No, not the Olympics – but the World Shakespeare Festival.

But it’s ironical that we should be celebrating the work of a writer singlehandedly responsible for expanding the English language immeasurably at a time when public busybodies are doing their level best to contract it.

“Dad’ appears to be the latest word to fall foul of the vocabulary police now that the NHS has decided to remove it from pregnancy handbooks for fear of upsetting gay and lesbian parents. “Mum”, presumably, too.

This, you may remember, follows a recent suggestion by Liverpool City Council that the word “obese” be banned from any literature promoting healthy eating among children. The word “obesity”, it was claimed, stigmatised those of the salad-dodging persuasion, potentially damaging them for life.

In place of the word “obesity” the Council considered adopting the phrase “unhealthy weight” whose neutral connotations, it was thought, would offend no one’s sensitivities - least of all, of course, the very people whose sensitivities need challenging if they’re to be persuaded to go on a diet.
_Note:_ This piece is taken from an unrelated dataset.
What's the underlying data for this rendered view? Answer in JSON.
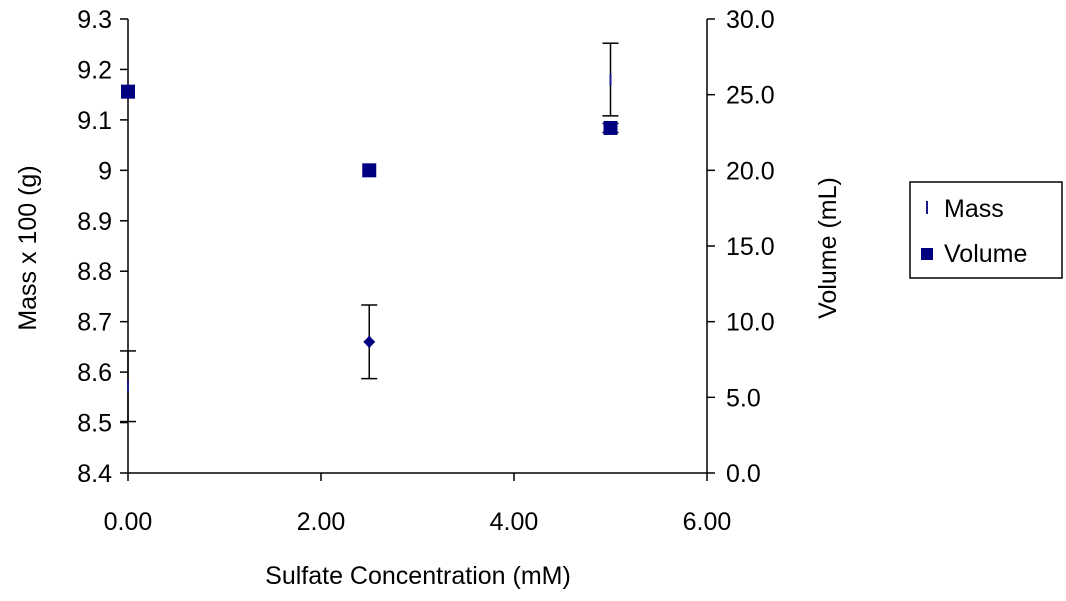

And now we can’t even call them “fat” for to do so, MPs are suggesting, could be construed as a hate crime under current equalities legislation.

At this point I’d better declare an interest since shedding blubber has been a constant (and sadly fruitless) preoccupation of mine for many years now. But if anyone called me fat - as opposed to tubby, stout, overweight, or well-upholstered - I hope I’d be ...erm...big enough to take it on the chin. Or one of them at any rate.

But I digress. Other words - “husband” and “wife” for example - could shortly be pruned from our lexicon once same-sex marriage is up and running. No matter that the old English ring to both words is preferable to the new-fangled blandness of “partner”.

No matter that some men in fact do have “wives” and some women do have “husbands”.

There are some words that in any decent and inclusive society are rightly taboo. But, your honour, I would humbly contend that “husband”, “wife”, “dad”, “mum”, “obese”, and even “fat” are not among them.

Who knows what Shakespeare would have made of this depletion of our vocabulary and policing of our thoughts. Doubtless he’d have come up with a word for it - but not before some committee of public propriety had vetted it for correctness and, in the process, impoverished us all.